We can envisage a society where everyone is caring for one another, everyone can contribute and participate, rather than blaming one another for the ills of a society caused by a flawed economy, backed only by the myth that funds are non existent. And this vision can be realised by a Labour government, determined to ensure an economy which really works for the many, not the few.

This was realised by the 1945 Labour government after the war, when despite the ravages of war, and rationing, there was investment in people, providing an NHS, homes for all and the welfare state, providing a safety net for all of us in times of misfortune. It was possible then because people came together with a strong will to build a better society. The people had seen the effects of divided people, greed, and mistrust. People came together by a united will for peace. And it worked. A whole generation benefitted from opportunities never seen before in their families.

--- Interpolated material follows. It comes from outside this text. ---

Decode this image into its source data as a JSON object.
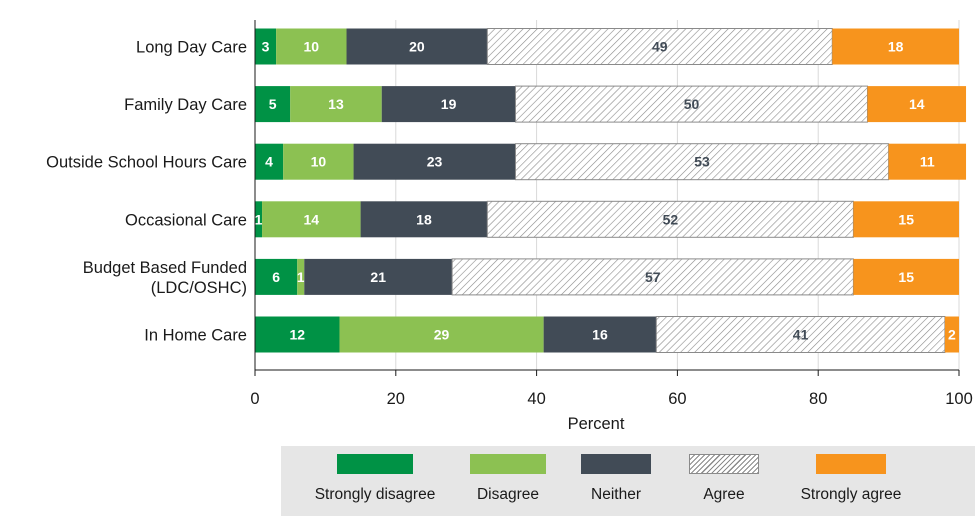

The right wing media frequently use a Shock Doctrine to keep people fearful and divided. Deprivation and fear can mean people look to blame each other rather than see it is caused by the flawed and unjust system and so hold back from change . This is why scare tactics are used by the wealthy establishment, reinforced by the right wing media who repeat the same adages so often they believe them to be true.

But as we have seen, out of adversity, out of fear and desperation, comes a determination to change society for the better for us all. We cannot afford to carry on with an economy which is leaving people homeless, dying on our streets, leaving children hungry. We cannot afford an economy which benefits the few, and not the many.

 

At Labour Party Conference 2017, Naomi Klein said:

“Moments of crisis do not have to go the Shock Doctrine route – they do not need to become opportunities for the already obscenely wealthy to grab still more.

They can also go the opposite way.

They can be moments when we find our best selves….. when we locate reserves of strength and focus we never knew we had.

We see it at the grassroots level every time disaster strikes.

We all witnessed it in the aftermath of the Grenfell Tower catastrophe.”

When we witness the potential of humanity, of hope and determination, we know we can achieve a better society.  We can afford a better society, and to make better use resources at our disposal.

There is so much potential in the people of Britain, and of the wider world.

We can’t afford not to use it. We can’t afford to waste any more lives.